Le travail quotidien sur le texte ou la musique, assure une dignité à chacun. Les plus indifférents s’approchent peu à peu de ce lieu de désir à l’état naissant. Ils prennent un instrument ou rejoignent les choeurs. Et nous, du fond de nos fauteuils, nous prenons parti, nous sommes transformés en supporters : « Comment vont-ils s’en tirer le jour de la représentation ? ». C’est sur ce fond que surgissent Michel, Philippe, Sophie et les autres. Ils ne sont tout d’abord que des silhouettes, des vieux fous traînant dans les allées. Puis, ces clichés s’effacent pour laisser place à des singularités vives, radicales, à une humanité quasi insupportable dans son extrême justesse.

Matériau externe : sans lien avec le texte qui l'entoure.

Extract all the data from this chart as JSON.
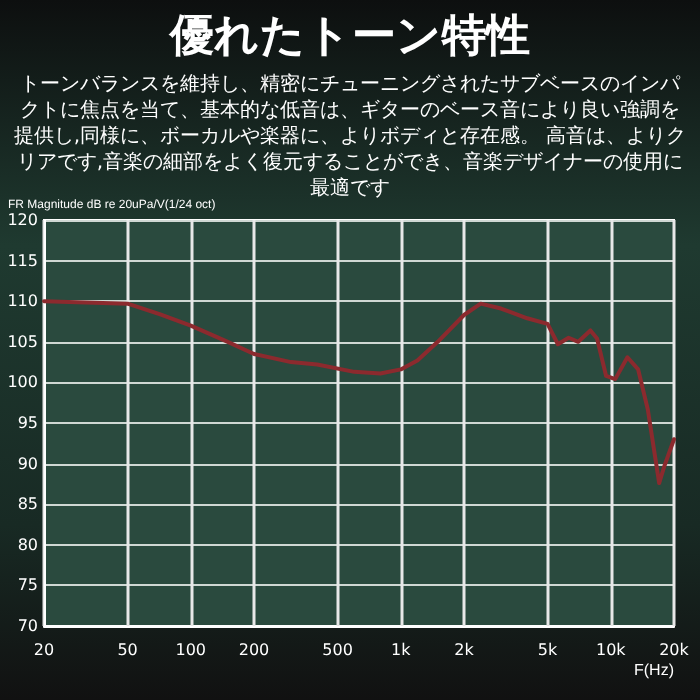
{
  "chart_data": {
    "type": "line",
    "title": "優れたトーン特性",
    "subtitle": "トーンバランスを維持し、精密にチューニングされたサブベースのインパクトに焦点を当て、基本的な低音は、ギターのベース音により良い強調を提供し,同様に、ボーカルや楽器に、よりボディと存在感。 高音は、よりクリアです,音楽の細部をよく復元することができ、音楽デザイナーの使用に最適です",
    "ylabel": "FR Magnitude dB re 20uPa/V(1/24 oct)",
    "xlabel": "F(Hz)",
    "log": "x",
    "grid": true,
    "marker": "none",
    "line_style": "solid",
    "xlim": [
      20,
      20000
    ],
    "xticks": [
      20,
      50,
      100,
      200,
      500,
      {
        "value": 1000,
        "label": "1k"
      },
      {
        "value": 2000,
        "label": "2k"
      },
      {
        "value": 5000,
        "label": "5k"
      },
      {
        "value": 10000,
        "label": "10k"
      },
      {
        "value": 20000,
        "label": "20k"
      }
    ],
    "ylim": [
      70,
      120
    ],
    "yticks": [
      70,
      75,
      80,
      85,
      90,
      95,
      100,
      105,
      110,
      115,
      120
    ],
    "series": [
      {
        "color": "#8c2a2e",
        "x": [
          20,
          50,
          71,
          100,
          150,
          200,
          300,
          400,
          600,
          800,
          1000,
          1200,
          1500,
          2000,
          2400,
          3000,
          4000,
          5000,
          5600,
          6300,
          7000,
          8000,
          8600,
          9500,
          10500,
          12000,
          13500,
          15000,
          17000,
          18000,
          20000
        ],
        "values": [
          110,
          109.7,
          108.4,
          107,
          105,
          103.5,
          102.5,
          102.2,
          101.3,
          101.1,
          101.6,
          102.7,
          105,
          108.3,
          109.7,
          109.1,
          107.9,
          107.2,
          104.7,
          105.5,
          105,
          106.4,
          105.4,
          100.8,
          100.4,
          103.1,
          101.6,
          96.7,
          87.6,
          89.7,
          93
        ]
      }
    ]
  }
}
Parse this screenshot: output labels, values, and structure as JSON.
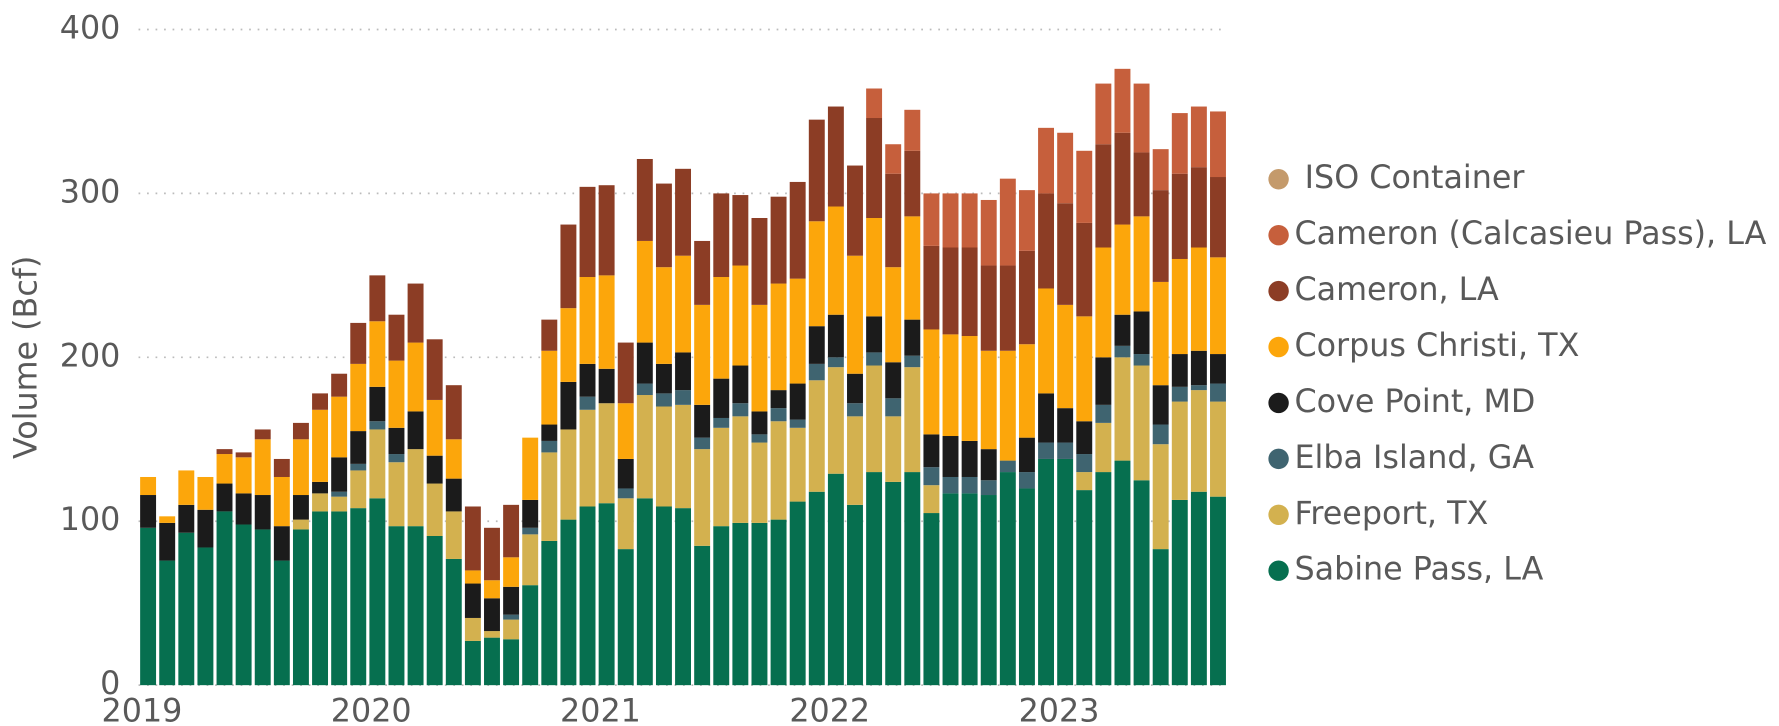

Pour ceux qui, comme moi, ont travaillé à La Borde, il est difficile d’admettre qu’en moins de deux heures, un film puisse capter ce que des années de vie, des nuits de rêves, ont tissé d’irréversible entre ces fous et nous, eux qui nous habitent comme nous les habitons, dans le hors temps.
Pour tenter d’élucider ce miracle, j’avancerai deux suppositions :
Première supposition. L’alchimie s’est produite grâce à la rencontre d’exigences professionnelles poussées à l’extrême, celles de Nicolas et André d’une part, et celle de La Borde d’autre part. La Borde est sans doute l’endroit où l’on travaille le plus, fou ou pas, le jour ou la nuit, en dormant debout. Tout y passe : l’analyse collective ou individuelle, la théorie ou l’ouverture sur le monde, l’accueil de l’insolite ou l’effet des médicaments. Et surtout, cette manière d’être, ce mélange d’humour et de tendresse : l’amitié.
Seconde supposition. Nicolas Philibert est profondément joyeux. Il n’a pas le culte de la souffrance. Son film éclate de gaieté. A La Borde, on n’est pas non plus très judéo chrétien. La souffrance, on s’en méfie comme de la peste car, comme elle, on la sait contagieuse. Les fous souffrent s’il n’existe aucun dispositif collectif d’accueil susceptible de les capter, d’engager leur créativité. Il s’agit d’inventer constamment, de prêter attention à tous les détails de la vie quotidienne. Chaque jour on fait ses gammes. On travaille l’art de faire ensemble le ménage, la vaisselle, l’infirmerie, le standard téléphonique, le repassage ou la musique. On se réunit à tout propos. Chacun doit décider, prendre des responsabilités, faire l’apprentissage progressif de la parole. Tout est toujours raté, toujours à recommencer. Alors, mieux vaut en rire. C’est comme un pli. Une manière d’être. La moindre des choses.